Stop thinking.
She squeezed her eyes shut, but the need she felt corroded her willpower.
The bed shifted. A shiver ran down her spine. Her skirts were shifted, pushed up, and the brush of fabric against her thighs made her inhale raggedly. The only reaction she could muster.
“Breathe,” Ferron said, as he had the night before.
She was keenly aware of him, more so than the day before, except now her wants were inverted. She could barely feel his weight. She wanted to arch up, press into him even as an endless scream throbbed inside her skull. Her eyes snapped open, and she stared up at him.
She felt as though she’d never truly looked at him before.
There’d always been a sharp and wary distance between them. When she observed him, it was in search of tells, for weakness. She’d never looked at him as something human or hot-blooded.
Now he felt very human to her. She wanted him to touch her. She remembered what his hands felt like, the press of his fingertips along her jaw. She craved it so much, her skin ached. The weight she’d been desperate to escape from the night before—she wanted it.

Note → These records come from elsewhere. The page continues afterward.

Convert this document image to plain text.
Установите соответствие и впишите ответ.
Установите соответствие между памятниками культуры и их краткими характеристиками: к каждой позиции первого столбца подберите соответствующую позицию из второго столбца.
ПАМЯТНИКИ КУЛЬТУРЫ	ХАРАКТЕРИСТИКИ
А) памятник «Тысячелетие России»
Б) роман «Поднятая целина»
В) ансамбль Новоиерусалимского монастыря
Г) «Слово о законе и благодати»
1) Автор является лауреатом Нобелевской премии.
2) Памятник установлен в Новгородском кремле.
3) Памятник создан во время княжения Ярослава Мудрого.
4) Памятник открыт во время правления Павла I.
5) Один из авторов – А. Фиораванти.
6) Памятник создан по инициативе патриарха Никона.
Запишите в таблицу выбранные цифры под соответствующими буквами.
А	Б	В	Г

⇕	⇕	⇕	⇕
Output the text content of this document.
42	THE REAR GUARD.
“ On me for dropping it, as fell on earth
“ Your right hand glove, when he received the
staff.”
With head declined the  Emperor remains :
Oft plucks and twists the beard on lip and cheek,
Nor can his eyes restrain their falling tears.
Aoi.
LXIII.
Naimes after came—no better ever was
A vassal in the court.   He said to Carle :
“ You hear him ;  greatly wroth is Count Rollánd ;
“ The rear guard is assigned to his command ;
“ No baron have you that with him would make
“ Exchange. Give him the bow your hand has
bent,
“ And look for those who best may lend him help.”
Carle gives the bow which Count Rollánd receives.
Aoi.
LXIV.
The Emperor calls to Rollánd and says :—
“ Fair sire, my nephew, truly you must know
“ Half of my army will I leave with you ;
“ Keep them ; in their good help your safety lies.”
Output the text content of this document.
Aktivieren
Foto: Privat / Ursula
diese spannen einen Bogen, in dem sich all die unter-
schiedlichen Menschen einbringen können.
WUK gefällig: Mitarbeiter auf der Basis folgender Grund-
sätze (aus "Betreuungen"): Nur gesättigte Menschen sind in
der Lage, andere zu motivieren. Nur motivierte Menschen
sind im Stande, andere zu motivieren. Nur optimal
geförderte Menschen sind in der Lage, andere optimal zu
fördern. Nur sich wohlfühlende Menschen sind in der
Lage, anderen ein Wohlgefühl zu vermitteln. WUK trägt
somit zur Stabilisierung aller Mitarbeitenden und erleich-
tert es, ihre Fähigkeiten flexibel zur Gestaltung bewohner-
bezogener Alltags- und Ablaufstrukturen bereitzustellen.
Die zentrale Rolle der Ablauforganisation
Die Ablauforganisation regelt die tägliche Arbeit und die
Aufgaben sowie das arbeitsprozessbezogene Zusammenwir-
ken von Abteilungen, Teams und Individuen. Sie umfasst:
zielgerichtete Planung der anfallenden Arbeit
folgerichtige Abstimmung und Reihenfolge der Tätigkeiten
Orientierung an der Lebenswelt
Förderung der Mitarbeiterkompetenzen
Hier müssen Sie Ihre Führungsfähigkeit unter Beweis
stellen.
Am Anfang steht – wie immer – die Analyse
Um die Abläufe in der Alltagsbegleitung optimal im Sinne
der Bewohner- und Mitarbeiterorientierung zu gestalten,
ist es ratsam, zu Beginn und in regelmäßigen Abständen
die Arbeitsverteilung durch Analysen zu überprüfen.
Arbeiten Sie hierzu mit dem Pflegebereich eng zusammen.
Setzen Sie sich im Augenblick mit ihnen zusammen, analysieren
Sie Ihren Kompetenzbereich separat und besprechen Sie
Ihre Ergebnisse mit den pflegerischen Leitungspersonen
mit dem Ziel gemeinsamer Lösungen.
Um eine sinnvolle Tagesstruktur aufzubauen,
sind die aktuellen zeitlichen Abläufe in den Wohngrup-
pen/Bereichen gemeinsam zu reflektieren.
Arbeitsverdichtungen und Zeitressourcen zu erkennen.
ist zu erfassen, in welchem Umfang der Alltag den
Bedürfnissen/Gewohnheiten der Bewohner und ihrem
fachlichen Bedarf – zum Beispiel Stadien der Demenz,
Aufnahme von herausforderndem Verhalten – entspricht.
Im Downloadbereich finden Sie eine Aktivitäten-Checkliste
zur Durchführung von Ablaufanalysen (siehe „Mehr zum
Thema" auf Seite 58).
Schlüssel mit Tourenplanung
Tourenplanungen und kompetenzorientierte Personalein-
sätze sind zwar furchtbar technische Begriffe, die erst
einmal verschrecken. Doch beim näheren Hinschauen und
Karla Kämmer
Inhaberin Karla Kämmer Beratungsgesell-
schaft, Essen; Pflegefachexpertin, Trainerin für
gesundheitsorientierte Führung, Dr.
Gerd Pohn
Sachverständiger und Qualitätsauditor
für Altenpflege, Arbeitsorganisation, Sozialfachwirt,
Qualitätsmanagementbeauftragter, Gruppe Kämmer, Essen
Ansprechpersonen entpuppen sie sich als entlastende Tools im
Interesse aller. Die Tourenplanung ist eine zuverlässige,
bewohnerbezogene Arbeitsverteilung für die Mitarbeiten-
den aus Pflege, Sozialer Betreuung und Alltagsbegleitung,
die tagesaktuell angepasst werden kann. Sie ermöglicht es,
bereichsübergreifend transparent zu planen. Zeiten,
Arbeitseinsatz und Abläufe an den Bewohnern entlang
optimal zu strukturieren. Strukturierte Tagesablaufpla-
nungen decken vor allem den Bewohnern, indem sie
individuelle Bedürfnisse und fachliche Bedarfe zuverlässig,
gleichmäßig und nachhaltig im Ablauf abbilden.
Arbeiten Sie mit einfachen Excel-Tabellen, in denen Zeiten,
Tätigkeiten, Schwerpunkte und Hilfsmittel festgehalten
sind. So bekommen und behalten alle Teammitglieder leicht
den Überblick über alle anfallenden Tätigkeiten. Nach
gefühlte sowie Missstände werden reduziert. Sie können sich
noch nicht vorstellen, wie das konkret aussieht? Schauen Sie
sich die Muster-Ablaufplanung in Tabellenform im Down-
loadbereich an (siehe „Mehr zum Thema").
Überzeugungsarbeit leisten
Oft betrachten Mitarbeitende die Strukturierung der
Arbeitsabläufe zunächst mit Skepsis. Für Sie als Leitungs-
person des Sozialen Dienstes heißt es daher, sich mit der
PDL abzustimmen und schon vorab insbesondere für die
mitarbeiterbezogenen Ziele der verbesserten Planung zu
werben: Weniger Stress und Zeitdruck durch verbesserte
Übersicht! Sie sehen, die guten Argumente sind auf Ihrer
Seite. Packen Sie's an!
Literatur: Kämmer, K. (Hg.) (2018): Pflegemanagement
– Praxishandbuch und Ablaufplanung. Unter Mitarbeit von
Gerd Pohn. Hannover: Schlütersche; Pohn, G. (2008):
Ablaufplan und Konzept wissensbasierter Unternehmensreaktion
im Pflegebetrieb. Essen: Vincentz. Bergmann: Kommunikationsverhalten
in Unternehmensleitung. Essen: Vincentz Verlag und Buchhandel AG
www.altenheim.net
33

Tears burned a hot trail down her temples.
For the briefest moment, Ferron’s eyes flicked to her face before averting again. He went still and looked at her again.
“What’s wrong?” he asked.
She stared at him, willing for him to understand.
He drew away, wrenching a glove off. He was still wearing them, even now.
He barely touched her, but that was all it took. The paralysis melted away.
Helena’s body shuddered back into motion, and she instantly curled onto her side with a sob, pressing her legs tight together as her body throbbed, gasping raggedly. Even her breath burned in her lungs.
“What did she do to you?”
She couldn’t look at him.
“She said it was to make it b-better.” Her voice shook uncontrollably. “Because I—complained. H-How long do those tablets you gave me last?”
“Eight hours.”
“She gave me half.” She drew a ragged breath. “Can you—change it to something else?”
“Not once it’s taken effect,” he said. “It has to wear off on its own.”
She nodded. She’d assumed as much but hoped to be wrong.
She tried to draw another breath.
“Can we—can we wait till—after?” Her voice was strangled.
There was a silence.
“I have to leave after this. I won’t be back until late tomorrow.”
She lay there, trying to think clearly, not sure that she was rational anymore.
This, or maybe not pregnant. For all the accidental pregnancies she’d treated, she knew that children didn’t always come easy. For her parents, it had taken years; she’d arrived after they’d given up. A miracle, they’d said.
Two months, and then she’d go to Central, to Stroud, and—
She was going insane. She couldn’t do this. A choice like this—it wasn’t fair to make her choose between things like this. No good choices, just worse and worse, which way to hate herself forever.